Gouy and Excoffier analyzed the latest archaic introgression maps that are recently made available based on samples from the 1000 Genomes project and 35 Melanesian individuals. According to Gouy, the results of the analysis not only showed that introgression is found in genes with the same functions but also showed that some of these introgressions are co-selected.
Instead of analyzing these genes individually, the duo focused on developing methods that will detect patterns of introgression that are based on biological pathway analysis and data sets of connected genes and subnetworks. Using the methods enabled the duo to identify highly introgressed subnetworks among three primary biological pathway databases: KEGG, NCI, and Reactome. They also identified highly introgressed networks among East Asians, Europeans, and Papua New Guineans. Excoffier explained that one of the most striking evidence of adaptive introgression is the high possibility of malaria resistance among Papua New Guineans.
Aside from resistance to infectious diseases, Gouy and Excoffier were able to find evidence of introgression in genes that are related to porphyrins involved in the respiratory chain and the binding of iron and oxygen in red blood cells and muscles. Neanderthal introgression among European populations is found in the olfactory receptors as well. The authors also tackled the controversial topic of modern human behavior and cognition, albeit with caution, and explained that although their study is still preliminary, there is evidence of introgression among gene networks that are involved in behavior and cognition.

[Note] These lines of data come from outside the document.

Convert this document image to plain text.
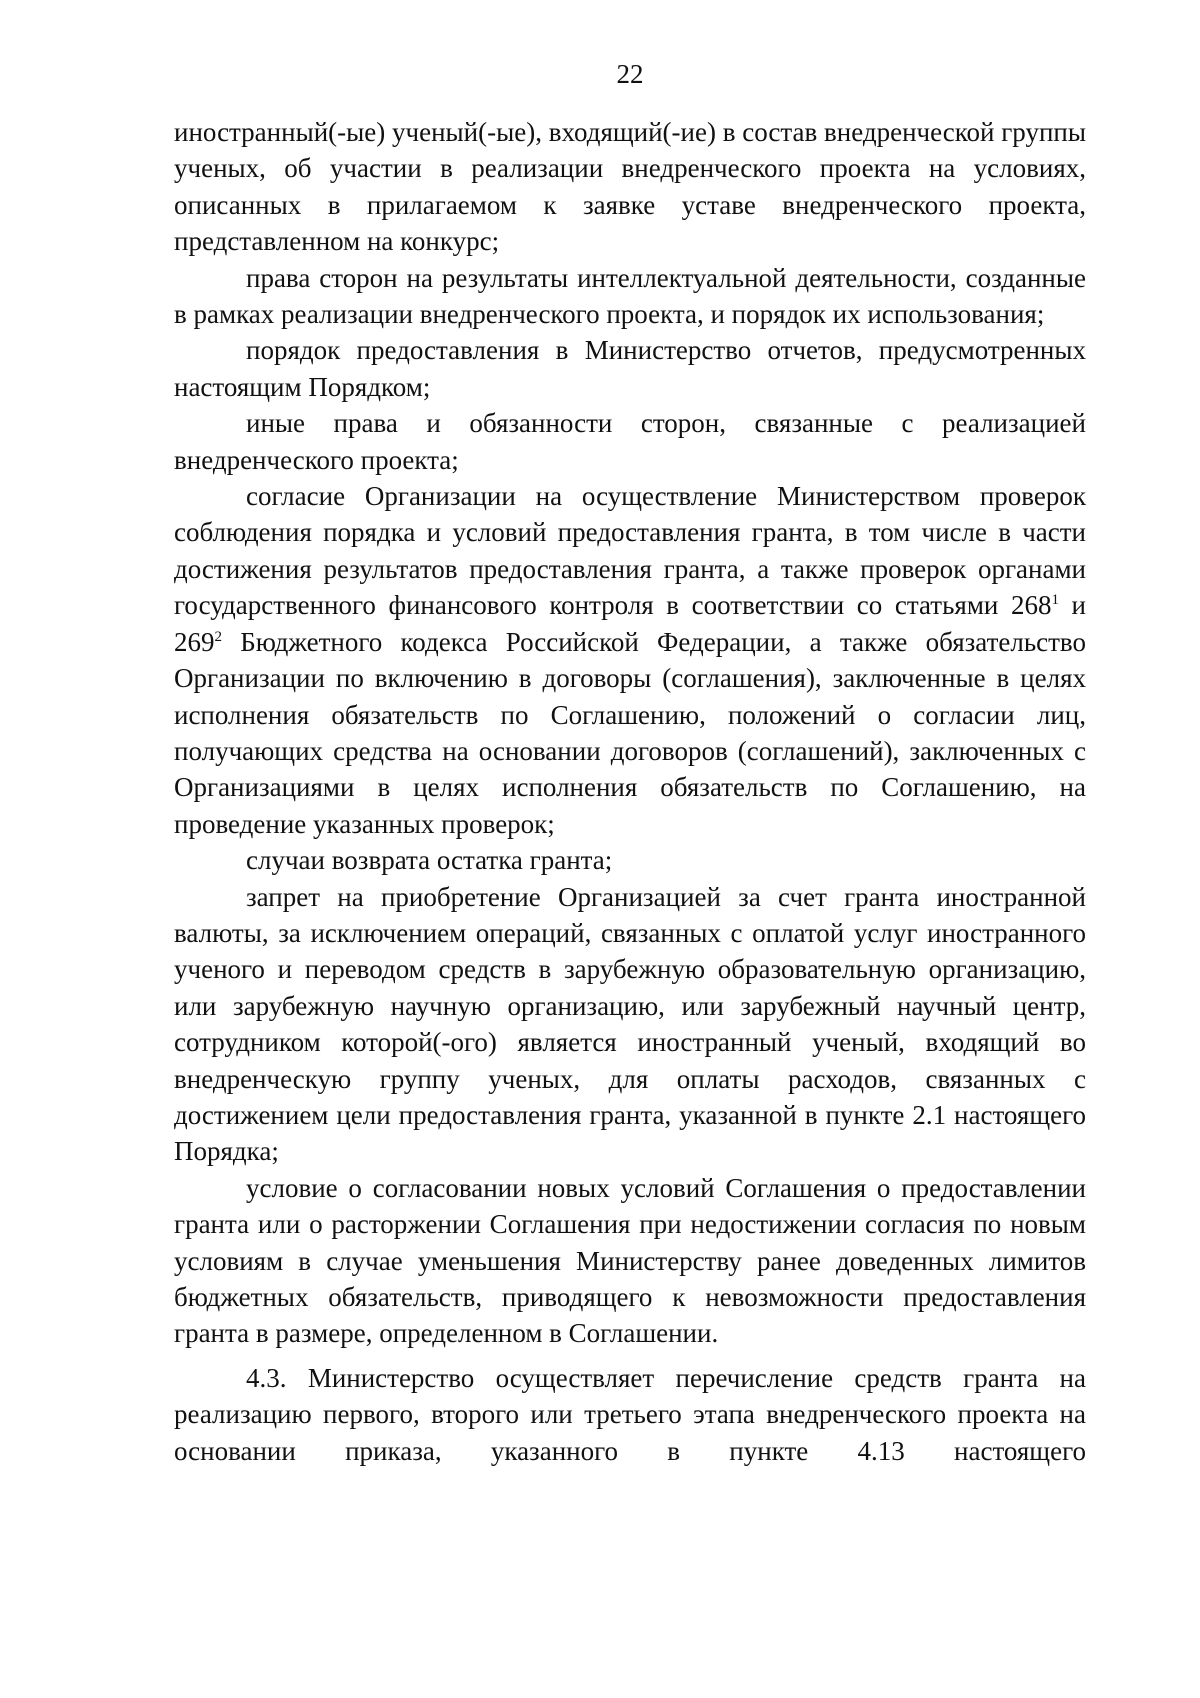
22

иностранный(-ые) ученый(-ые), входящий(-ие) в состав внедренческой группы ученых, об участии в реализации внедренческого проекта на условиях, описанных в прилагаемом к заявке уставе внедренческого проекта, представленном на конкурс;

права сторон на результаты интеллектуальной деятельности, созданные в рамках реализации внедренческого проекта, и порядок их использования;

порядок предоставления в Министерство отчетов, предусмотренных настоящим Порядком;

иные права и обязанности сторон, связанные с реализацией внедренческого проекта;

согласие Организации на осуществление Министерством проверок соблюдения порядка и условий предоставления гранта, в том числе в части достижения результатов предоставления гранта, а также проверок органами государственного финансового контроля в соответствии со статьями $268^1$ и $269^2$ Бюджетного кодекса Российской Федерации, а также обязательство Организации по включению в договоры (соглашения), заключенные в целях исполнения обязательств по Соглашению, положений о согласии лиц, получающих средства на основании договоров (соглашений), заключенных с Организациями в целях исполнения обязательств по Соглашению, на проведение указанных проверок;

случаи возврата остатка гранта;

запрет на приобретение Организацией за счет гранта иностранной валюты, за исключением операций, связанных с оплатой услуг иностранного ученого и переводом средств в зарубежную образовательную организацию, или зарубежную научную организацию, или зарубежный научный центр, сотрудником которой(-ого) является иностранный ученый, входящий во внедренческую группу ученых, для оплаты расходов, связанных с достижением цели предоставления гранта, указанной в пункте 2.1 настоящего Порядка;

условие о согласовании новых условий Соглашения о предоставлении гранта или о расторжении Соглашения при недостижении согласия по новым условиям в случае уменьшения Министерству ранее доведенных лимитов бюджетных обязательств, приводящего к невозможности предоставления гранта в размере, определенном в Соглашении.

4.3. Министерство осуществляет перечисление средств гранта на реализацию первого, второго или третьего этапа внедренческого проекта на основании приказа, указанного в пункте 4.13 настоящего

The results of their study are based on earlier studies that are able to identify Neanderthal variants present at two SLC loci. These variants are previously associated with behavioral traits such as depression, mood disorders, and smoking. Gouy narrates that they have found genes showing an excess of introgression that are associated with susceptibility to autism and attention-deficit/hyperactivity disorder or ADHD. However, findings in this area are still incomplete and further explorations will be needed to identify their contributions to human health and disease.
Although these introgressions with Neanderthal and Denisovan genome are low in modern humans, their presence continues to build the case that the ancient hominid DNA that remains in the system of modern humans has helped them in adapting to their environment.